British scientist to feature on new £50 note – but which one?
The public are being asked to submit nominations and can submit their suggestions on the Bank’s website until 14 December.
Governor Mark Carney said the figure could come from any field of science, but “I have ruled out economists”.
The current £50 note features steam-engine pioneers Matthew Boulton and James Watt.
There is no shortage of individuals to nominate – from physicist Stephen Hawking, who died in March, to Dorothy Hodgkin, who won the Nobel Prize in Chemistry in 1964.
Ada Lovelace, a 19th century mathematician known as the “grandmother of computing”, is also an early frontrunner.

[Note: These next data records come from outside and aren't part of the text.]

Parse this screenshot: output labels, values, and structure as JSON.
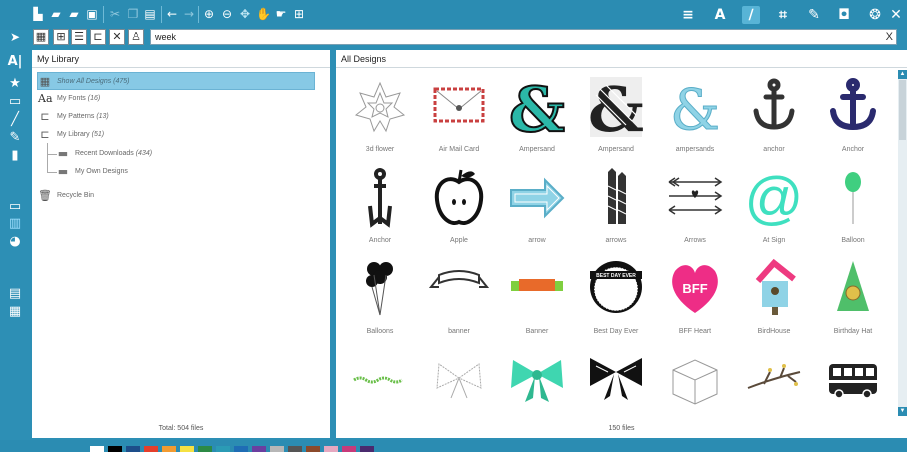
{
  "toolbar": {
    "file_icons": [
      "new-file-icon",
      "open-folder-icon",
      "open-folder-recent-icon",
      "print-icon",
      "cut-icon",
      "copy-icon",
      "paste-icon",
      "undo-icon",
      "redo-icon",
      "zoom-in-icon",
      "zoom-out-icon",
      "zoom-select-icon",
      "pan-icon",
      "hand-icon",
      "fit-page-icon"
    ],
    "right_icons": [
      "list-lines-icon",
      "text-tool-icon",
      "pen-tool-icon",
      "crop-icon",
      "knife-icon",
      "shape-icon",
      "palette-icon"
    ]
  },
  "library_toolbar": {
    "view_icons": [
      "thumbnail-view-icon",
      "grid-view-icon",
      "list-view-icon",
      "folder-icon",
      "delete-x-icon",
      "user-icon"
    ],
    "search_value": "week",
    "clear_glyph": "X"
  },
  "library": {
    "title": "My Library",
    "items": [
      {
        "label": "Show All Designs",
        "count": "(475)"
      },
      {
        "label": "My Fonts",
        "count": "(16)"
      },
      {
        "label": "My Patterns",
        "count": "(13)"
      },
      {
        "label": "My Library",
        "count": "(51)"
      },
      {
        "label": "Recent Downloads",
        "count": "(434)"
      },
      {
        "label": "My Own Designs",
        "count": ""
      },
      {
        "label": "Recycle Bin",
        "count": ""
      }
    ],
    "total": "Total: 504 files"
  },
  "designs": {
    "title": "All Designs",
    "tiles": [
      {
        "label": "3d flower"
      },
      {
        "label": "Air Mail Card"
      },
      {
        "label": "Ampersand"
      },
      {
        "label": "Ampersand"
      },
      {
        "label": "ampersands"
      },
      {
        "label": "anchor"
      },
      {
        "label": "Anchor"
      },
      {
        "label": "Anchor"
      },
      {
        "label": "Apple"
      },
      {
        "label": "arrow"
      },
      {
        "label": "arrows"
      },
      {
        "label": "Arrows"
      },
      {
        "label": "At Sign"
      },
      {
        "label": "Balloon"
      },
      {
        "label": "Balloons"
      },
      {
        "label": "banner"
      },
      {
        "label": "Banner"
      },
      {
        "label": "Best Day Ever"
      },
      {
        "label": "BFF Heart"
      },
      {
        "label": "BirdHouse"
      },
      {
        "label": "Birthday Hat"
      },
      {
        "label": ""
      },
      {
        "label": ""
      },
      {
        "label": ""
      },
      {
        "label": ""
      },
      {
        "label": ""
      },
      {
        "label": ""
      },
      {
        "label": ""
      }
    ],
    "count": "150 files",
    "tile_texts": {
      "best_day": "BEST DAY EVER",
      "bff": "BFF"
    }
  },
  "colors": {
    "chrome": "#2b8cb2",
    "selected": "#87c9e5",
    "teal": "#3fd6c0",
    "pink": "#ee2d86",
    "light_blue": "#8fd3e6",
    "navy": "#2a2a6e"
  },
  "swatches": [
    "#ffffff",
    "#000000",
    "#1d4e8a",
    "#e53f2b",
    "#f29b31",
    "#f5e142",
    "#2c8a45",
    "#2b9bb5",
    "#1f6db5",
    "#6b3fa0",
    "#b7b7b7",
    "#555555",
    "#8b4a2b",
    "#e6a8c0",
    "#c73a7a",
    "#4a2a6e"
  ]
}
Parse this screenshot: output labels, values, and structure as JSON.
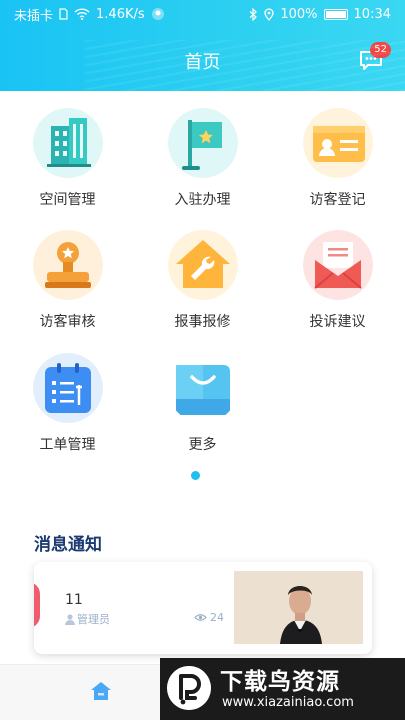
{
  "status_bar": {
    "carrier": "未插卡",
    "speed": "1.46K/s",
    "battery": "100%",
    "time": "10:34"
  },
  "header": {
    "title": "首页",
    "message_badge": "52"
  },
  "grid": {
    "items": [
      {
        "label": "空间管理",
        "icon": "building-icon"
      },
      {
        "label": "入驻办理",
        "icon": "flag-icon"
      },
      {
        "label": "访客登记",
        "icon": "id-card-icon"
      },
      {
        "label": "访客审核",
        "icon": "stamp-icon"
      },
      {
        "label": "报事报修",
        "icon": "wrench-house-icon"
      },
      {
        "label": "投诉建议",
        "icon": "envelope-icon"
      },
      {
        "label": "工单管理",
        "icon": "clipboard-icon"
      },
      {
        "label": "更多",
        "icon": "bag-icon"
      }
    ]
  },
  "news": {
    "section_title": "消息通知",
    "items": [
      {
        "title": "11",
        "author": "管理员",
        "views": "24"
      }
    ]
  },
  "watermark": {
    "title": "下载鸟资源",
    "url": "www.xiazainiao.com"
  },
  "colors": {
    "header": "#1fc4f3",
    "accent": "#1fbfef",
    "section_title": "#1a3a70"
  }
}
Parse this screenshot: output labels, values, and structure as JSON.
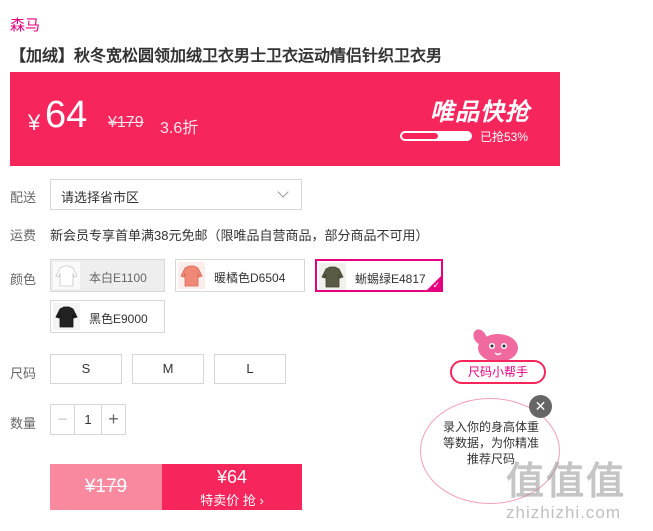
{
  "brand": "森马",
  "title": "【加绒】秋冬宽松圆领加绒卫衣男士卫衣运动情侣针织卫衣男",
  "banner": {
    "currency": "¥",
    "price": "64",
    "original_price": "¥179",
    "discount": "3.6折",
    "vip_label": "唯品快抢",
    "grabbed_text": "已抢53%",
    "grabbed_fraction": 0.53,
    "color": "#f6265d"
  },
  "delivery": {
    "label": "配送",
    "placeholder": "请选择省市区",
    "icon": "chevron-down-icon"
  },
  "shipping": {
    "label": "运费",
    "text": "新会员专享首单满38元免邮（限唯品自营商品，部分商品不可用）"
  },
  "colors": {
    "label": "颜色",
    "options": [
      {
        "name": "本白E1100",
        "state": "disabled"
      },
      {
        "name": "暖橘色D6504",
        "state": "normal"
      },
      {
        "name": "蜥蜴绿E4817",
        "state": "selected"
      },
      {
        "name": "黑色E9000",
        "state": "normal"
      }
    ],
    "accent": "#e4007f"
  },
  "sizes": {
    "label": "尺码",
    "options": [
      "S",
      "M",
      "L"
    ]
  },
  "quantity": {
    "label": "数量",
    "value": "1",
    "minus": "−",
    "plus": "+"
  },
  "buy": {
    "original_price": "¥179",
    "price": "¥64",
    "action": "特卖价 抢 ›"
  },
  "helper": {
    "pill": "尺码小帮手",
    "bubble": "录入你的身高体重等数据，为你精准推荐尺码",
    "close": "✕"
  },
  "watermark": {
    "text": "值值值",
    "url": "zhizhizhi.com"
  }
}
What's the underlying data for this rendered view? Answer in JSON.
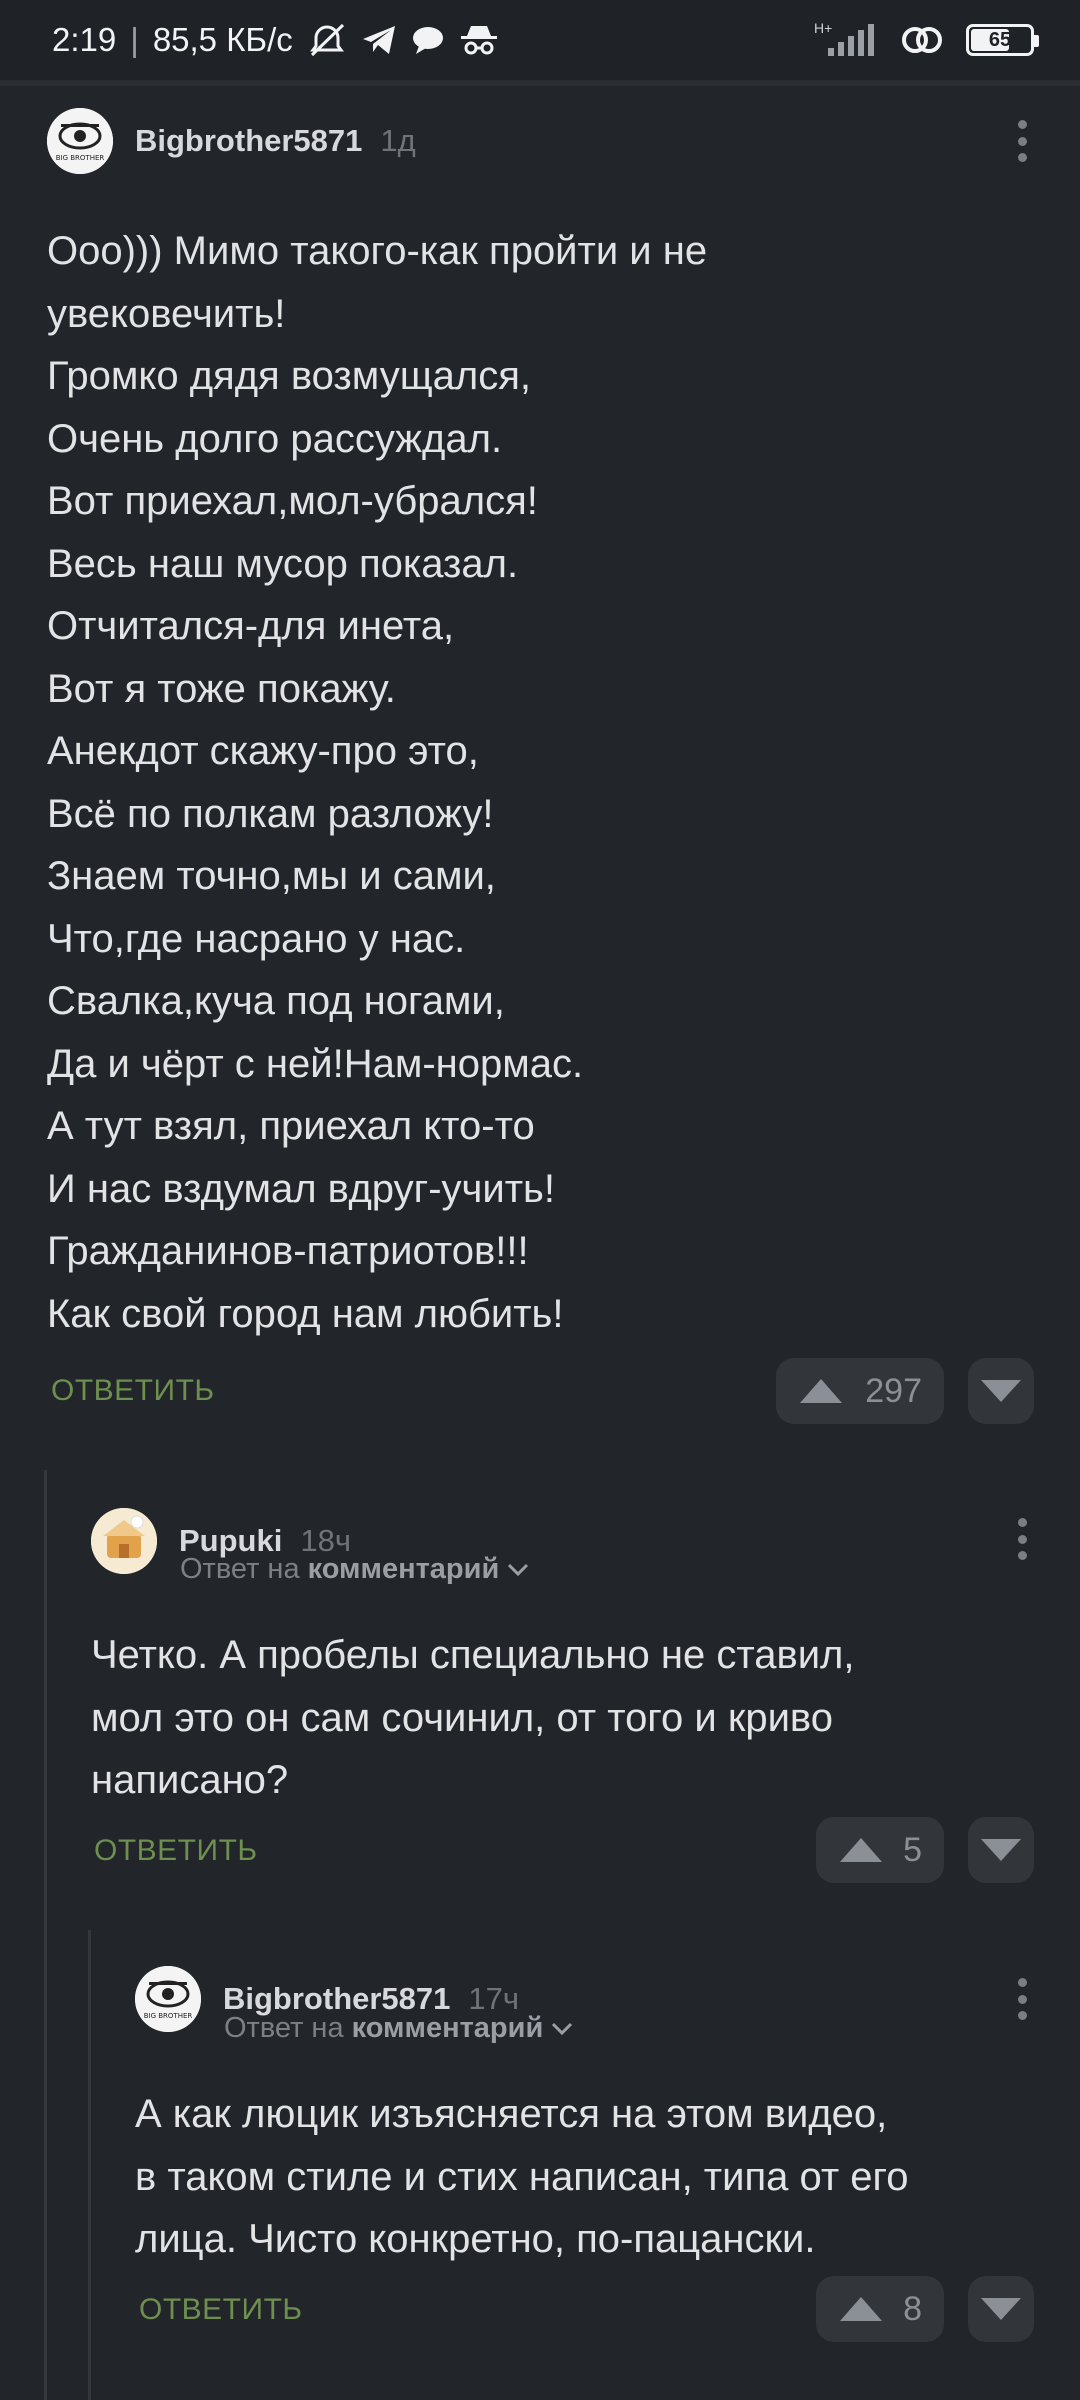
{
  "status_bar": {
    "time": "2:19",
    "separator": "|",
    "net_speed": "85,5 КБ/с",
    "network_type": "H+",
    "battery": "65",
    "icons": [
      "alarm-off-icon",
      "telegram-icon",
      "chat-bubble-icon",
      "incognito-icon",
      "signal-icon",
      "link-icon",
      "battery-icon"
    ]
  },
  "comments": [
    {
      "author": "Bigbrother5871",
      "time": "1д",
      "avatar": "bigbrother-avatar",
      "text": "Ооо))) Мимо такого-как пройти и не\nувековечить!\nГромко дядя возмущался,\nОчень долго рассуждал.\nВот приехал,мол-убрался!\nВесь наш мусор показал.\nОтчитался-для инета,\nВот я тоже покажу.\nАнекдот скажу-про это,\nВсё по полкам разложу!\nЗнаем точно,мы и сами,\nЧто,где насрано у нас.\nСвалка,куча под ногами,\nДа и чёрт с ней!Нам-нормас.\nА тут взял, приехал кто-то\nИ нас вздумал вдруг-учить!\nГражданинов-патриотов!!!\nКак свой город нам любить!",
      "reply_label": "ОТВЕТИТЬ",
      "votes": "297"
    },
    {
      "author": "Pupuki",
      "time": "18ч",
      "avatar": "pupuki-avatar",
      "reply_to_prefix": "Ответ на",
      "reply_to_target": "комментарий",
      "text": "Четко. А пробелы специально не ставил,\nмол это он сам сочинил, от того и криво\nнаписано?",
      "reply_label": "ОТВЕТИТЬ",
      "votes": "5"
    },
    {
      "author": "Bigbrother5871",
      "time": "17ч",
      "avatar": "bigbrother-avatar",
      "reply_to_prefix": "Ответ на",
      "reply_to_target": "комментарий",
      "text": "А как люцик изъясняется на этом видео,\nв таком стиле и стих написан, типа от его\nлица. Чисто конкретно, по-пацански.",
      "reply_label": "ОТВЕТИТЬ",
      "votes": "8"
    }
  ],
  "colors": {
    "background": "#222529",
    "reply_green": "#6d8f4f",
    "vote_bg": "#32363b"
  }
}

Although the bank expects candidates to have been deceased for at least 20 years, it said Hawking would still be eligible and anticipated receiving nominations for him.
A new £10 note with author Jane Austen went into circulation last year and a £20 note featuring artist JMW Turner will be produced in 2020.
The UK’s highest-denomination note is the last to be redesigned and switched from paper to polymer to make them harder to counterfeit.
A committee will create a shortlist from the public’s recommendations and Mr Carney will make the final choice next year.
The bank says the individual must be dead, and real – to avoid a repeat of the process that saw the public choose “Boaty McBoatface” for a new research ship.